No one wants to talk about capitalism. Creating jobs, for instance, was a big theme during the last electoral campaign. All candidates promised to create jobs. No one wanted to talk about why that was a necessity. Donald Trump blamed the export of jobs to Asia and has all kinds of remedies for that. But he did not want to talk about why jobs were exported to Asia. Nor did anybody mention, what should be common knowledge, that many manufacturing businesses are buying more and more robots that replace living workers. Why are they doing that? No one talks about that either.

The truth is that in our economic system profits are the main goal of all enterprises and making a profit is more important then treating good workers decently and preserving their jobs at  a good salary. Jobs get exported to Asia where wages are much much lower than here. Robots replace human beings because robots do not join unions, robots do not go on strike for higher wages or better working conditions. Buying robots increases profits and in our economic system profits come before people.

There is a problem about jobs and pay for the working and the middle class because corporations care more for profits than they care for people. Corporations do not  care more for profits because their managers are any greedier than the rest of us but because they work in a specific economic system which expects them to change well-paying jobs into jobs that pay really poorly, that anyone can do after half a day's training. That way the wage bill is lower and profits higher.

But nobody wants to talk about that. If anyone talks about capitalism they talk about its blessings, the newer and more powerful cell phones and all sorts of other gadgets which are making life easier - except if capital has taken your good job and converted it into one that barely keeps you alive.

For one group of Trump supporters - middle-aged white working-class men who have not gotten a decent raise in 20 years - their experience is totally incomprehensible as long as they're being told over and over again that the economic system is the best there is and is the source of their well-being. If the true nature of capitalism - its motto  " profits before people " - were better understood by the people who are its victims, they would not be as likely to be taken in by Trump’s promises.

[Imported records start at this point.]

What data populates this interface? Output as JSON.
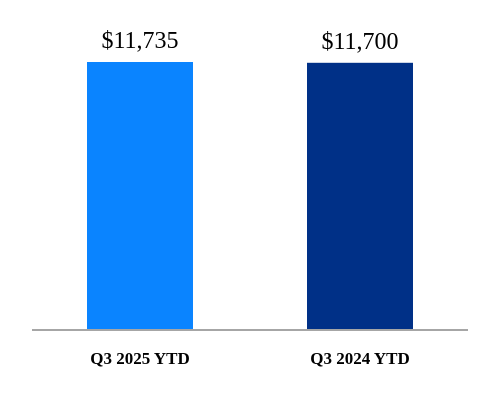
{
  "chart_data": {
    "type": "bar",
    "categories": [
      "Q3 2025 YTD",
      "Q3 2024 YTD"
    ],
    "values": [
      11735,
      11700
    ],
    "data_labels": [
      "$11,735",
      "$11,700"
    ],
    "colors": [
      "#0A84FF",
      "#003087"
    ],
    "axis_color": "#A6A6A6",
    "ylim": [
      0,
      11735
    ],
    "grid": false,
    "legend": "none"
  }
}
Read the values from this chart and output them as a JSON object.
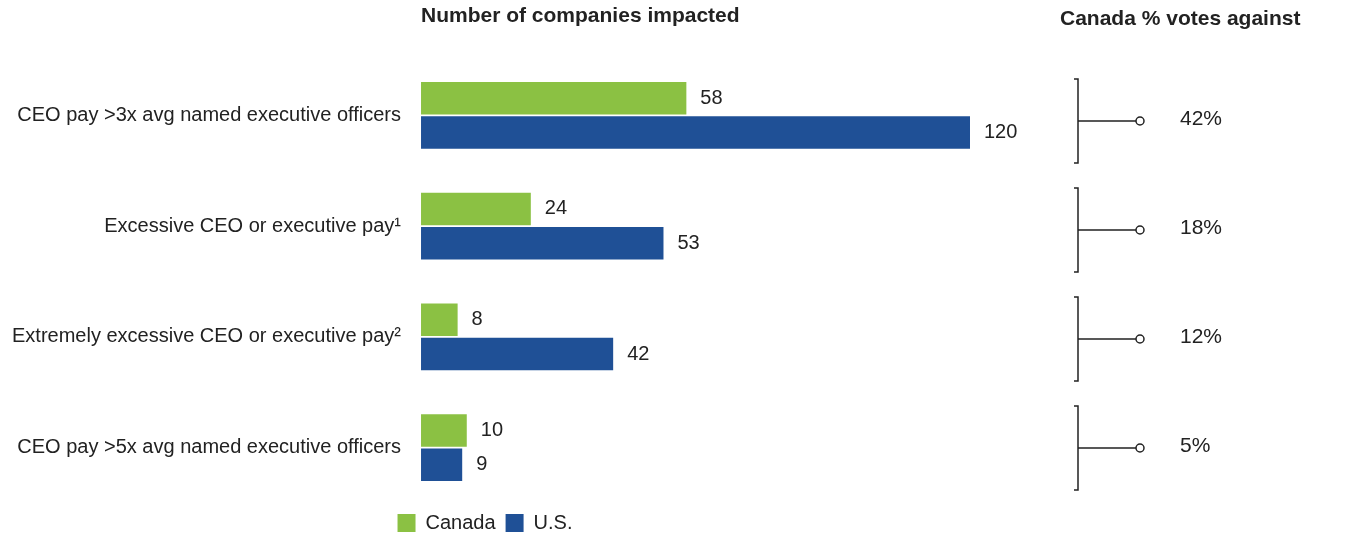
{
  "chart_data": [
    {
      "type": "bar",
      "orientation": "horizontal",
      "title": "Number of companies impacted",
      "categories": [
        "CEO pay >3x avg named executive officers",
        "Excessive CEO or executive pay¹",
        "Extremely excessive CEO or executive pay²",
        "CEO pay >5x avg named executive officers"
      ],
      "series": [
        {
          "name": "Canada",
          "color": "#8bc143",
          "values": [
            58,
            24,
            8,
            10
          ]
        },
        {
          "name": "U.S.",
          "color": "#1f5096",
          "values": [
            120,
            53,
            42,
            9
          ]
        }
      ],
      "data_labels": true,
      "legend": "bottom",
      "tick_labels": "y"
    },
    {
      "type": "other",
      "title": "Canada % votes against",
      "annotations": [
        "42%",
        "18%",
        "12%",
        "5%"
      ]
    }
  ]
}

But the mythology of the benign capitalist system goes hand-in-hand with another mythology, namely that the U.S. is a democracy.  In a democracy the people are the source and seat of power and they manage the government through the mechanism of periodic elections. But for the white working-class male who has been treated shabbily by the system for a long time that is again very confusing because if he has any  power to change his condition he has not noticed that.

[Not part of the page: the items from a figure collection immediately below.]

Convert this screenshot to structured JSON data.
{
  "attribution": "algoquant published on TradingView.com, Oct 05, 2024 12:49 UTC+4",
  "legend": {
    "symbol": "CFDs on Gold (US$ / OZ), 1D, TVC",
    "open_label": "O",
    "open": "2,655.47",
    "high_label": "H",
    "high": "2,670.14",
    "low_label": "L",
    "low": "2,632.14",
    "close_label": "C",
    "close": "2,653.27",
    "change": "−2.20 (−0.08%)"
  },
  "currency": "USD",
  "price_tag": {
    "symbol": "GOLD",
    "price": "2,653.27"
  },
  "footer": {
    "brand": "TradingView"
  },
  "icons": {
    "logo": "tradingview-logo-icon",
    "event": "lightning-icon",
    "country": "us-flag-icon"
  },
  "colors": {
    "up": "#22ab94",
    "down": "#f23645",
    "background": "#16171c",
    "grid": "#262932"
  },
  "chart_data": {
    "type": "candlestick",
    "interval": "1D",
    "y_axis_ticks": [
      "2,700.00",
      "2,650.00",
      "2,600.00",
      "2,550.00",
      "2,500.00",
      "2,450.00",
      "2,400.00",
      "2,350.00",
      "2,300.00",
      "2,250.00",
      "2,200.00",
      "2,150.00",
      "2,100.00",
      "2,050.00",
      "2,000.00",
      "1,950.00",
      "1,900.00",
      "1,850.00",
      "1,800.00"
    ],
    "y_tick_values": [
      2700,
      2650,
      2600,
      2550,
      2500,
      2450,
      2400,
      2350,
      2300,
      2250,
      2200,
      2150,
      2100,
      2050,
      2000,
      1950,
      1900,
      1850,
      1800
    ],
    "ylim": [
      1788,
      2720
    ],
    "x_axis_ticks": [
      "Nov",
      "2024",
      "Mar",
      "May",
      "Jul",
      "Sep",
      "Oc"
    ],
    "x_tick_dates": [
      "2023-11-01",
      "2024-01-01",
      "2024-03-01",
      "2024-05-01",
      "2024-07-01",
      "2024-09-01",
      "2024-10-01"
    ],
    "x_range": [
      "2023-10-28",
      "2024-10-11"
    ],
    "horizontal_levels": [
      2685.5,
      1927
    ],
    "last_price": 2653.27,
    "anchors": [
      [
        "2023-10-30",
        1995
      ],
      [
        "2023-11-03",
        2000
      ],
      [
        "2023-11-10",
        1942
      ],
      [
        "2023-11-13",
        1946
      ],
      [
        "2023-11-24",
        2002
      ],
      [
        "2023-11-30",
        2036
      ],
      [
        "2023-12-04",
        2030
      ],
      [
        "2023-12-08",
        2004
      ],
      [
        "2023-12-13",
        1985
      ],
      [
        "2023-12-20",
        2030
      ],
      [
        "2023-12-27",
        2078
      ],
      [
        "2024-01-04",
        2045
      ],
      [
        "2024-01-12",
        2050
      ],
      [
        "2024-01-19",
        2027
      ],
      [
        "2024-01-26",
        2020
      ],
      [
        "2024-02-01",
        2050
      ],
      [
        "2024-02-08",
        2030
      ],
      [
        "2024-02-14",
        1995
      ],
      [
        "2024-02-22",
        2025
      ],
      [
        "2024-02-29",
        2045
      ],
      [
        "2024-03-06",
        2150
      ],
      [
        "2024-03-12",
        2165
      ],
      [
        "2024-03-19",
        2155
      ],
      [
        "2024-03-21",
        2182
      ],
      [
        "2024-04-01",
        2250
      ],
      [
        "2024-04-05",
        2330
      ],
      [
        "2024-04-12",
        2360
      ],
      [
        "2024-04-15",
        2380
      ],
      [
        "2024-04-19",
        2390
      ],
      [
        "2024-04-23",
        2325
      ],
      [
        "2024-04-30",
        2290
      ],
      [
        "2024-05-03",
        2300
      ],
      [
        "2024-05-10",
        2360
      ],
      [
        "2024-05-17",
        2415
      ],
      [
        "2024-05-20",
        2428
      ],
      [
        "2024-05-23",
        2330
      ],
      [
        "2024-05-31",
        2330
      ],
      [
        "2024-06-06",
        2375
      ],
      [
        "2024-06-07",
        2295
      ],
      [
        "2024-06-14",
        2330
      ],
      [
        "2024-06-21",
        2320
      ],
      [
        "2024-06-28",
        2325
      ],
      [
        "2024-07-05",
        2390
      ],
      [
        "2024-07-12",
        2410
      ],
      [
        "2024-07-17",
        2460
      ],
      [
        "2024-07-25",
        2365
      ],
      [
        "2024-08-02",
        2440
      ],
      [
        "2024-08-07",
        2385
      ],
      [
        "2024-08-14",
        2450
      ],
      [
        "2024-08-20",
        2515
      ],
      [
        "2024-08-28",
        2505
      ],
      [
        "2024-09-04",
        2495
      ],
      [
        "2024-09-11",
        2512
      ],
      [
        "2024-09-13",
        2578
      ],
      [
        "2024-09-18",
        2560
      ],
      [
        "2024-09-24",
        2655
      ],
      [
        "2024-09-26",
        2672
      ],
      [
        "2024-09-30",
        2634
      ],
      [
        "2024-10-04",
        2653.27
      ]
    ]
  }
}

 But, of course, the United States is not a democracy but an oligarchy run by the very rich and by the leaders of the economic system. They managed not only the government but also what everybody is told to believe every day. It is not surprising that the mythology of capitalism and democracy are so dominant.
That is just what a capitalist oligarchy wants everyone to believe.

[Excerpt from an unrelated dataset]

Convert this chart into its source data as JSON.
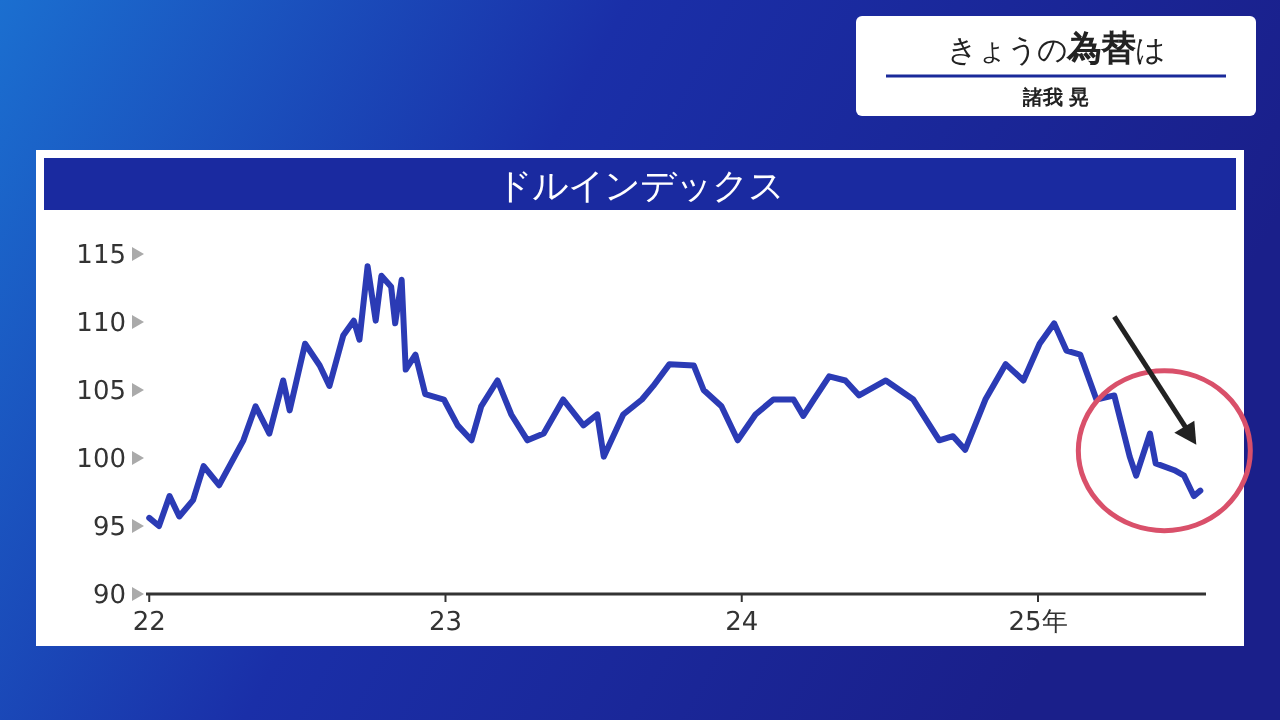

 While freedom of the press is always in danger it still exists to a considerable extent. If you want to inform yourself and be able to see behind the “great blessings” of capitalism and the US democracy, here is a list all websites that I would recommend. They are more likely than the New York Times, or Washington Post to give you an honest account of our current condition:

Common Dreams Your daily news presented without concealing the problems of the existing institutions.

Democracy Now!
- youtube.com/user/democracynow. Democracy Now! is an independent, global weekday news hour anchored by award-winning journalists Amy Goodman and Juan González.

The Guardian.  Latest US news, breaking news and current affairs coverage from theguardian.com

The Nation. The Nation is the oldest continuously published weekly magazine in the United States, and the most widely read weekly journal of progressive political and cultural news, opinion and analysis.

Truthout is a progressive news organization in the United States that operates a web site and distributes original political news articles, opinion pieces.

Look at any of these sources of news and you are less likely to be misled by the dominant myths of our society.